First, a sitting President had used the pardon power to escape the reach of investigators, abusing his power and pummeling rule of law. Second, the United States countermanded its own long-term policy interests by compromising the integrity of an agreed upon arms embargo with Iran, and by establishing a precedent that the nation will under certain circumstances negotiate, do business with and even help arm adversarial entities who take American hostages.

Do incidents like the Iran-Contra pardons make our nation safer in the long-term, at home or abroad? Does such conduct aid our justice system’s pursuit of the truth and accountability regarding our power brokers? Is this behavior we would like to see repeated in the future, encouraged by kind, enveloping public remembrances of “tremendous good”? It seems we who tend to live in the crosshairs of the nations moral failures might need to encourage our compatriots pump the brakes and stop rewarding things we should rebuke.

Epilogue

The above 5 points are not all I protest about George H.W. Bush’s resume.
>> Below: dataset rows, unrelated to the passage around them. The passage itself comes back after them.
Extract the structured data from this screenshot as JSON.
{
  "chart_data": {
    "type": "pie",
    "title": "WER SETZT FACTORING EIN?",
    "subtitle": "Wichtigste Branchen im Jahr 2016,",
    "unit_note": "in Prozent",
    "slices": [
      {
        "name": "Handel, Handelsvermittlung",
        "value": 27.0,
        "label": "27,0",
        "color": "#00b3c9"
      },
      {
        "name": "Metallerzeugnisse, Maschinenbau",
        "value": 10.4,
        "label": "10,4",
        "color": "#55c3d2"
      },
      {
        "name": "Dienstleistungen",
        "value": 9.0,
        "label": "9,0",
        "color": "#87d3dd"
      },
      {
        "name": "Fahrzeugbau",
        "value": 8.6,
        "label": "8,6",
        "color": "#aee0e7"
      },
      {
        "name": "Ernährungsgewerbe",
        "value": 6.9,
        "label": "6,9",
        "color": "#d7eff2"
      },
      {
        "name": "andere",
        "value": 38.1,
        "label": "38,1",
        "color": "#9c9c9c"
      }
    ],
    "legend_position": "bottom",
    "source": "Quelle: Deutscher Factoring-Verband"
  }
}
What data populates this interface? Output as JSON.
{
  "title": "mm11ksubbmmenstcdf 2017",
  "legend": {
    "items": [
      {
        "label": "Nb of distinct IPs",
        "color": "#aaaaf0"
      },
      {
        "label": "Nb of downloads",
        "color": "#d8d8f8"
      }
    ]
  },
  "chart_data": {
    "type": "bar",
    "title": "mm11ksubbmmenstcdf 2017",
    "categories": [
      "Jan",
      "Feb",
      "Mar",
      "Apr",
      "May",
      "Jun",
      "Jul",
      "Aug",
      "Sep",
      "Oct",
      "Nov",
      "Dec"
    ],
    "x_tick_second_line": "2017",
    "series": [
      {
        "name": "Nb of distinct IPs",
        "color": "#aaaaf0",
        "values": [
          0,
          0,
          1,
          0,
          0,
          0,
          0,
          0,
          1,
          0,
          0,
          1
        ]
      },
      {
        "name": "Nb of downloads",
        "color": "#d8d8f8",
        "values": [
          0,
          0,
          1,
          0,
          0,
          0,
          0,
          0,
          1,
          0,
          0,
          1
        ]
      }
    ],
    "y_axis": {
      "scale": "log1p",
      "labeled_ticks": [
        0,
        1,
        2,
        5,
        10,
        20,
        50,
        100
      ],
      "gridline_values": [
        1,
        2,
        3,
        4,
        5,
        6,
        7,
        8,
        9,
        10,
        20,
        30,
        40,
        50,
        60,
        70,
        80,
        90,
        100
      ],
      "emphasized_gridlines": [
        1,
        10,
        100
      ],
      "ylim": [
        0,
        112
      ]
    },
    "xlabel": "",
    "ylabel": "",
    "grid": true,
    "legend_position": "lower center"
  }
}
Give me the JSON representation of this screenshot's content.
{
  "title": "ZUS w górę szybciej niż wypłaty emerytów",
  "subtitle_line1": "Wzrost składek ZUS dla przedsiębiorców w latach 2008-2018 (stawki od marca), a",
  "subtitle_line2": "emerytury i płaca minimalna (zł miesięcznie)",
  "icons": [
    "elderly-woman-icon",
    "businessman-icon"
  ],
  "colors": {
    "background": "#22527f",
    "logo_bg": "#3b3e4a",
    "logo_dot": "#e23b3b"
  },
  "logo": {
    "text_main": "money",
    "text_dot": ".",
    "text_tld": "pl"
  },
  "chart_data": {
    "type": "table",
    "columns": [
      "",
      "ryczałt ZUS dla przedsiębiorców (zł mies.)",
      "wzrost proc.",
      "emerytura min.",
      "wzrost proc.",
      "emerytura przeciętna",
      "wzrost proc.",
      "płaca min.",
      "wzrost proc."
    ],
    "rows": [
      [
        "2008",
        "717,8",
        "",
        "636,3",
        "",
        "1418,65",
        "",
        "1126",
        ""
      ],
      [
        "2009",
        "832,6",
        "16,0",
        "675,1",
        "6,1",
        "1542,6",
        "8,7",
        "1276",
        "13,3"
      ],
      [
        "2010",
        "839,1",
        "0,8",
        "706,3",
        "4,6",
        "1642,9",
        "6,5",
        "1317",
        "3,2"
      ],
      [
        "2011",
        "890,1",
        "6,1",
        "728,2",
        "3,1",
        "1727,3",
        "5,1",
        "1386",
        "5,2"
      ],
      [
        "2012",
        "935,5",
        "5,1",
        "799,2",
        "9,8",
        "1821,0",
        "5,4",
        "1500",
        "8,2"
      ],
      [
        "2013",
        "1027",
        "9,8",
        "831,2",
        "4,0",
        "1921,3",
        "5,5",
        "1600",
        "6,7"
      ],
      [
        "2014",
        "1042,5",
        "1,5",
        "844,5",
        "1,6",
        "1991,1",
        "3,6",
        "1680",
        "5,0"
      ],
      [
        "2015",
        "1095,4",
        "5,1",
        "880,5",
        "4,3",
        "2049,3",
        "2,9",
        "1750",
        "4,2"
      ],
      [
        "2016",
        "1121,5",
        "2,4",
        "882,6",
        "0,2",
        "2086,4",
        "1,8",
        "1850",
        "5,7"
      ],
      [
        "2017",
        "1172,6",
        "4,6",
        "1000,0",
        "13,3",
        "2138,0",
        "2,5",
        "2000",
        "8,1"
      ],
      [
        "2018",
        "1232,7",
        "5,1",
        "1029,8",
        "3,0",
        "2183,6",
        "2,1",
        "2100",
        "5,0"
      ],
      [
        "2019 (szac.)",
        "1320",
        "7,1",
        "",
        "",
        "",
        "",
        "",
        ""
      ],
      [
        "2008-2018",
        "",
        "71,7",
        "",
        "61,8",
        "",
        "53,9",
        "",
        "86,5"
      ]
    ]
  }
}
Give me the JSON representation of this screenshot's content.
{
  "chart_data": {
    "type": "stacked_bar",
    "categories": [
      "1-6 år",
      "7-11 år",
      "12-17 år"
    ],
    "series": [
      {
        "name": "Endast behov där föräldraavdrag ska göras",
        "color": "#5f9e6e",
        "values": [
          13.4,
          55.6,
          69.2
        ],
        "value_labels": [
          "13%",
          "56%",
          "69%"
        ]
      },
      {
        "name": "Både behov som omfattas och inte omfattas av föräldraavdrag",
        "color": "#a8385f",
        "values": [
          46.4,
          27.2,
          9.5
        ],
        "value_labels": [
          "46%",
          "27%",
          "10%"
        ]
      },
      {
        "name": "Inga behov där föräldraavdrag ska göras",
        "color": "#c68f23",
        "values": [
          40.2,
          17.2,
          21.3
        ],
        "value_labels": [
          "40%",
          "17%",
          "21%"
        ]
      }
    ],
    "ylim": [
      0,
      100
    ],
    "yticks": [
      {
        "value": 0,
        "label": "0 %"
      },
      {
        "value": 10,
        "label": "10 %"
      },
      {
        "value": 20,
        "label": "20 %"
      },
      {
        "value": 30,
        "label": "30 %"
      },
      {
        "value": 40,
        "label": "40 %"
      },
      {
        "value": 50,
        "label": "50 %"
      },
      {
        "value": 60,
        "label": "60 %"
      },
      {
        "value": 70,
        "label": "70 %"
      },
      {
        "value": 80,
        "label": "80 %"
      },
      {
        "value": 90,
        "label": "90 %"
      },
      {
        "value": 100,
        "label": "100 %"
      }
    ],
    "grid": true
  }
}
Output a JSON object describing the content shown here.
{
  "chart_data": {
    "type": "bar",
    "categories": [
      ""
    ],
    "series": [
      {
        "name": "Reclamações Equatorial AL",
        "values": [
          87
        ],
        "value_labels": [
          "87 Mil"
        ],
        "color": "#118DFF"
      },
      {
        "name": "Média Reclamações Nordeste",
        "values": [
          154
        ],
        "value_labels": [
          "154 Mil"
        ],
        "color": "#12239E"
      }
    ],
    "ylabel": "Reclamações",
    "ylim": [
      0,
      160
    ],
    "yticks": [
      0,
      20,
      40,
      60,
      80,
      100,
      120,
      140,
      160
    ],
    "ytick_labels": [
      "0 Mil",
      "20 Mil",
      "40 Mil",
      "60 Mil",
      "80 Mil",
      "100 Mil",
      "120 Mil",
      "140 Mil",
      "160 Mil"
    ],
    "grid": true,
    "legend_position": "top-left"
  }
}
Far more egregious policies have been put in place that hurt the black community during his Vice Presidency and Presidency. 

From one human being to another human being, I can happily acknowledge that George H.W. Bush was an individual of inherent worth and mettle, a brave military officer, a loving husband, a committed father, and all-around giving family man. I can acknowledge that his passing signifies a special loss for our nation, as his type of political moderation, compromise and aspirational person-to-person decency has come to increasingly seem a quaint relic of a bygone era. I can even acknowledge that, were I myself to encounter the man personally, it is extremely likely I would come to personally love and respect him as a human being and friend as so many others who’ve known him have.

But I must respectfully protest aspects of this moment of national mourning and challenge us to be a little more judicious and specific in how we celebrate people whose defining role in public life was defining the role United States is to play, within itself and around the world. If we see problems and don’t want more of the same in the future, we owe it to ourselves, our current compatriots, and our posterity to speak up, disrupt the narrative, and as John Lewis would say “get in trouble, good trouble”.

I realize my remarks today will not register as palatable for everyone. That’s fine. We cannot always be palatable with each other if we are going to be the best nation we can be. We are going to agree on a good number of things. And we are going to disagree strongly on a great number of things.

Again, that’s fine. Not only is disagreement fine, it’s actually our job as citizens. Regardless of whether you and I agree or disagree today, I encourage all of you dear readers to keep talking, keep listening. and most importantly, keep thinking. We as citizens don’t just review history when we discuss, remember and celebrate our Presidents. We write it.